B3/II Mesomechanical modelling of hybrid reinforced concrete structures at impact loading
The hybrid reinforcement of concrete composite structures made of textile reinforcement embedded in a short fiber reinforced concrete matrix (SHCC) combines the advantageous properties of both types of reinforcements with regard to impact loading. For an optimal design of the composite structure, it is necessary to characterize the interactions of the base materials as well as the resulting mesomechanical properties. Numerical simulation methods are an ideal tool for this purpose. The knowledge gained enables the development of effective material models for the analysis of a structural component. Furthermore, the influence of the inherent scattering of structural and material parameters can be numerically quantified by a polymorphic uncertainty analysis.
FE-model of a representative volume element (RVE)

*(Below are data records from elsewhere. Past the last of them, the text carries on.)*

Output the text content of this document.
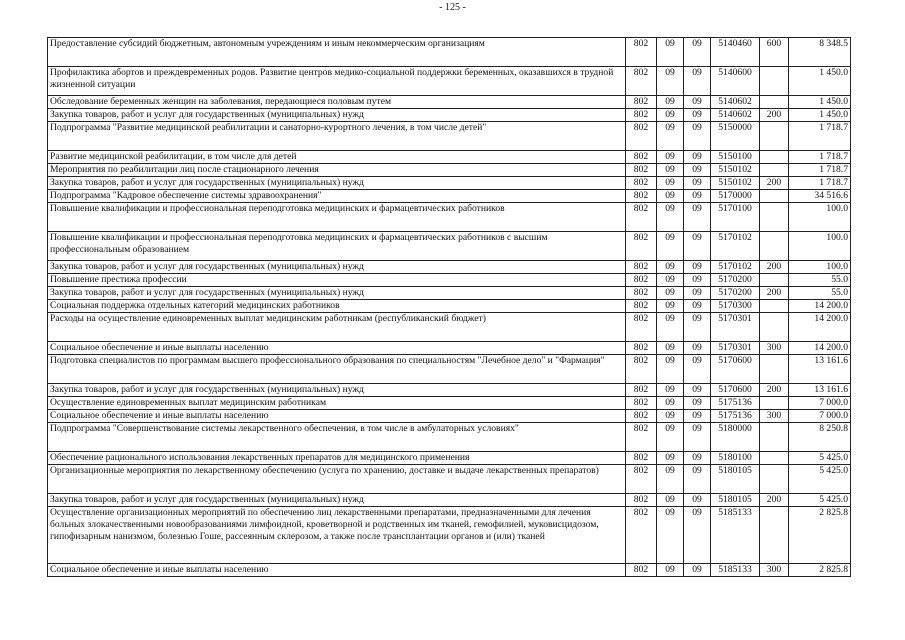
- 125 -
Предоставление субсидий бюджетным, автономным учреждениям и иным некоммерческим организациям	802	09	09	5140460	600	8 348.5
Профилактика абортов и преждевременных родов. Развитие центров медико-социальной поддержки беременных, оказавшихся в трудной жизненной ситуации	802	09	09	5140600		1 450.0
Обследование беременных женщин на заболевания, передающиеся половым путем	802	09	09	5140602		1 450.0
Закупка товаров, работ и услуг для государственных (муниципальных) нужд	802	09	09	5140602	200	1 450.0
Подпрограмма "Развитие медицинской реабилитации и санаторно-курортного лечения, в том числе детей"	802	09	09	5150000		1 718.7
Развитие медицинской реабилитации, в том числе для детей	802	09	09	5150100		1 718.7
Мероприятия по реабилитации лиц после стационарного лечения	802	09	09	5150102		1 718.7
Закупка товаров, работ и услуг для государственных (муниципальных) нужд	802	09	09	5150102	200	1 718.7
Подпрограмма "Кадровое обеспечение системы здравоохранения"	802	09	09	5170000		34 516.6
Повышение квалификации и профессиональная переподготовка медицинских и фармацевтических работников	802	09	09	5170100		100.0
Повышение квалификации и профессиональная переподготовка медицинских и фармацевтических работников с высшим профессиональным образованием	802	09	09	5170102		100.0
Закупка товаров, работ и услуг для государственных (муниципальных) нужд	802	09	09	5170102	200	100.0
Повышение престижа профессии	802	09	09	5170200		55.0
Закупка товаров, работ и услуг для государственных (муниципальных) нужд	802	09	09	5170200	200	55.0
Социальная поддержка отдельных категорий медицинских работников	802	09	09	5170300		14 200.0
Расходы на осуществление единовременных выплат медицинским работникам (республиканский бюджет)	802	09	09	5170301		14 200.0
Социальное обеспечение и иные выплаты населению	802	09	09	5170301	300	14 200.0
Подготовка специалистов по программам высшего профессионального образования по специальностям "Лечебное дело" и "Фармация"	802	09	09	5170600		13 161.6
Закупка товаров, работ и услуг для государственных (муниципальных) нужд	802	09	09	5170600	200	13 161.6
Осуществление единовременных выплат медицинским работникам	802	09	09	5175136		7 000.0
Социальное обеспечение и иные выплаты населению	802	09	09	5175136	300	7 000.0
Подпрограмма "Совершенствование системы лекарственного обеспечения, в том числе в амбулаторных условиях"	802	09	09	5180000		8 250.8
Обеспечение рационального использования лекарственных препаратов для медицинского применения	802	09	09	5180100		5 425.0
Организационные мероприятия по лекарственному обеспечению (услуга по хранению, доставке и выдаче лекарственных препаратов)	802	09	09	5180105		5 425.0
Закупка товаров, работ и услуг для государственных (муниципальных) нужд	802	09	09	5180105	200	5 425.0
Осуществление организационных мероприятий по обеспечению лиц лекарственными препаратами, предназначенными для лечения больных злокачественными новообразованиями лимфоидной, кроветворной и родственных им тканей, гемофилией, муковисцидозом, гипофизарным нанизмом, болезнью Гоше, рассеянным склерозом, а также после трансплантации органов и (или) тканей	802	09	09	5185133		2 825.8
Социальное обеспечение и иные выплаты населению	802	09	09	5185133	300	2 825.8
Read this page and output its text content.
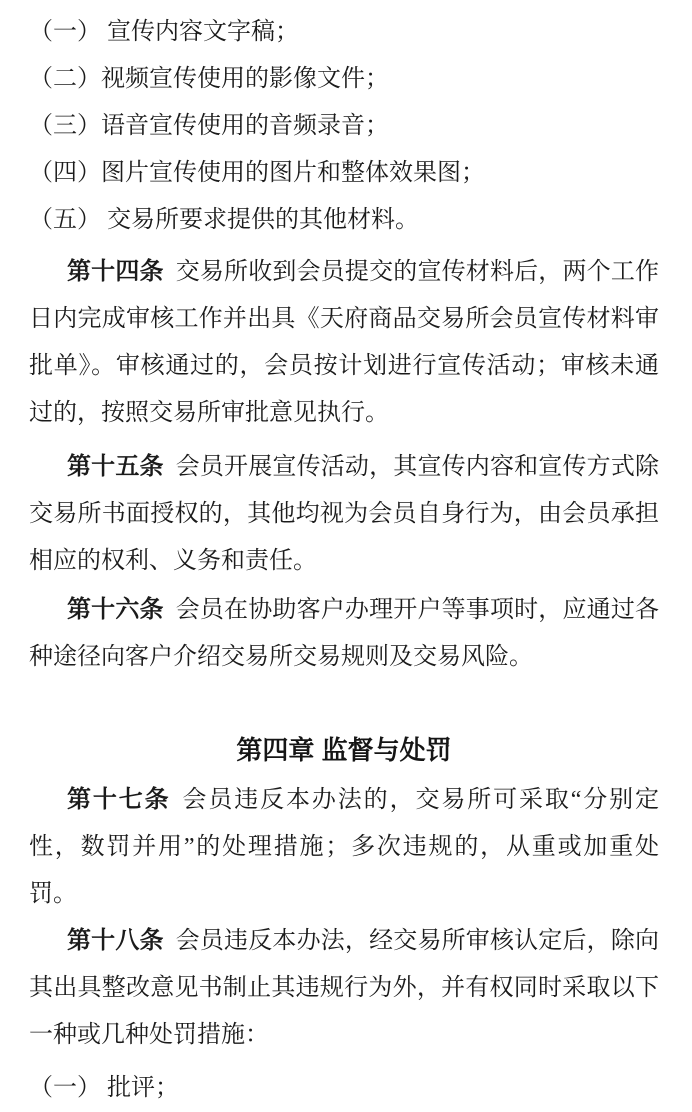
（一） 宣传内容文字稿；

（二）视频宣传使用的影像文件；

（三）语音宣传使用的音频录音；

（四）图片宣传使用的图片和整体效果图；

（五） 交易所要求提供的其他材料。

第十四条 交易所收到会员提交的宣传材料后，两个工作日内完成审核工作并出具《天府商品交易所会员宣传材料审批单》。审核通过的，会员按计划进行宣传活动；审核未通过的，按照交易所审批意见执行。

第十五条 会员开展宣传活动，其宣传内容和宣传方式除交易所书面授权的，其他均视为会员自身行为，由会员承担相应的权利、义务和责任。

第十六条 会员在协助客户办理开户等事项时，应通过各种途径向客户介绍交易所交易规则及交易风险。

第四章 监督与处罚

第十七条 会员违反本办法的，交易所可采取“分别定性，数罚并用”的处理措施；多次违规的，从重或加重处罚。

第十八条 会员违反本办法，经交易所审核认定后，除向其出具整改意见书制止其违规行为外，并有权同时采取以下一种或几种处罚措施：

（一） 批评；
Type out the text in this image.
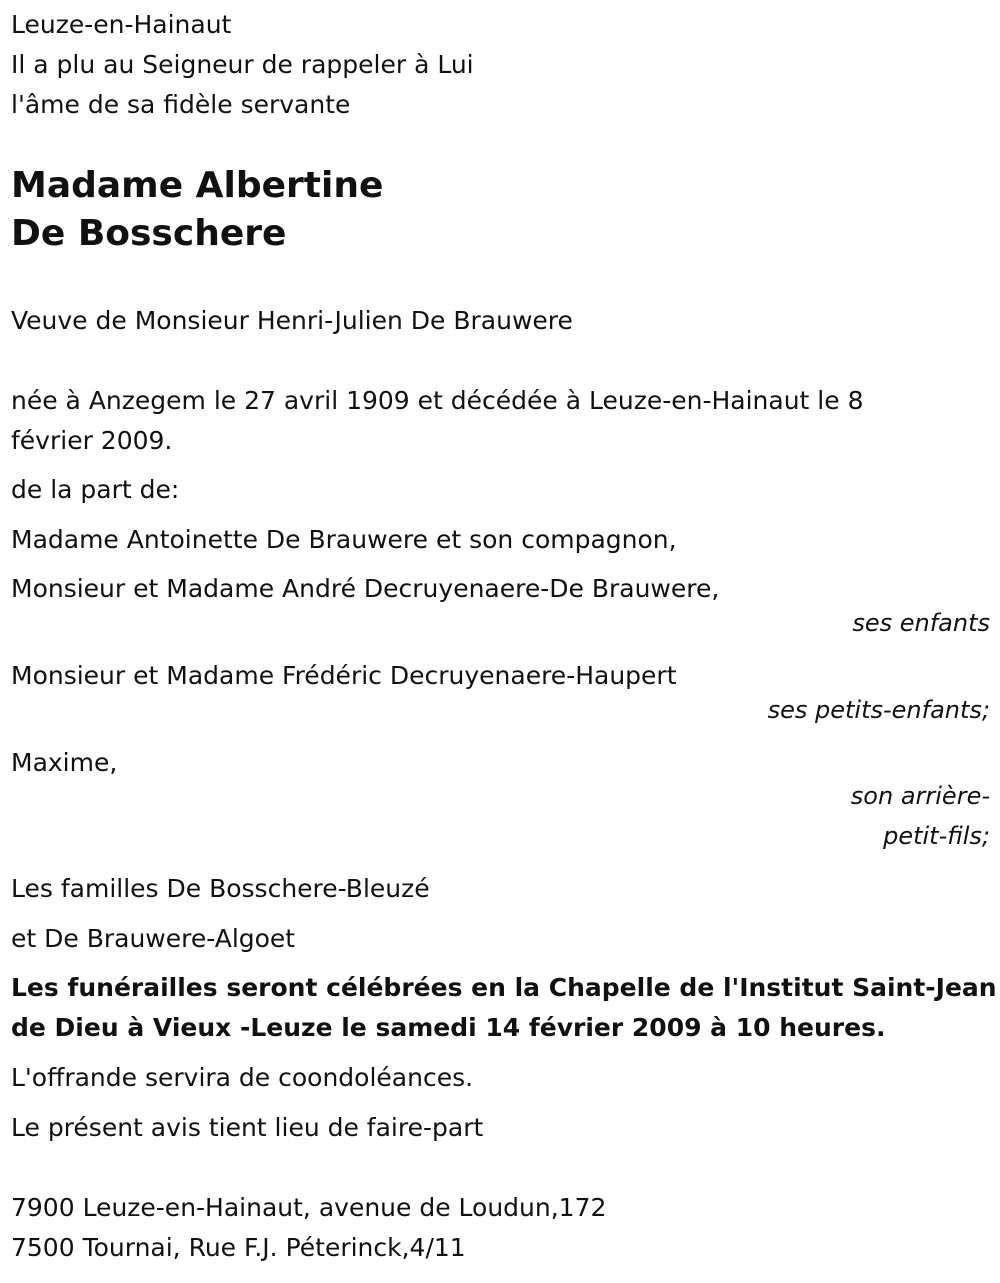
Leuze-en-Hainaut

Il a plu au Seigneur de rappeler à Lui

l'âme de sa fidèle servante

Madame Albertine

De Bosschere

Veuve de Monsieur Henri-Julien De Brauwere

née à Anzegem le 27 avril 1909 et décédée à Leuze-en-Hainaut le 8

février 2009.

de la part de:

Madame Antoinette De Brauwere et son compagnon,

Monsieur et Madame André Decruyenaere-De Brauwere,

ses enfants

Monsieur et Madame Frédéric Decruyenaere-Haupert

ses petits-enfants;

Maxime,

son arrière-

petit-fils;

Les familles De Bosschere-Bleuzé

et De Brauwere-Algoet

Les funérailles seront célébrées en la Chapelle de l'Institut Saint-Jean

de Dieu à Vieux -Leuze le samedi 14 février 2009 à 10 heures.

L'offrande servira de coondoléances.

Le présent avis tient lieu de faire-part

7900 Leuze-en-Hainaut, avenue de Loudun,172

7500 Tournai, Rue F.J. Péterinck,4/11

For the multi-scale analysis of textile reinforced concrete, an FE-model of the mesostructure in form of a representative volume element (RVE, see figure) was developed in the PhD project B3 of the first cohort. Besides the geometric representation, suitable constitutive formulations of the base materials and their interactions were formulated. The derived numerical models in GRK 2250/1 should be extended for the representation of hybrid reinforcement. For this purpose, a suitable description of the SHCC matrix on the meso-level, which represents the relevant properties, should be developed. A micromorphic damage approach should be implemented to model degradation. The mechanical behavior of the RVE shall be investigated at static and dynamic loads. Here, suitable boundary conditions for dynamic load cases are to be selected. The effective composite behavior is derived by means of virtual material tests and validated by experimental results. The focus is on the development of efficient and reliable metamodels for the description of the effective RVE behavior and their application in structural simulations. The developed approaches form the basis for a scale bridging uncertainty analyses.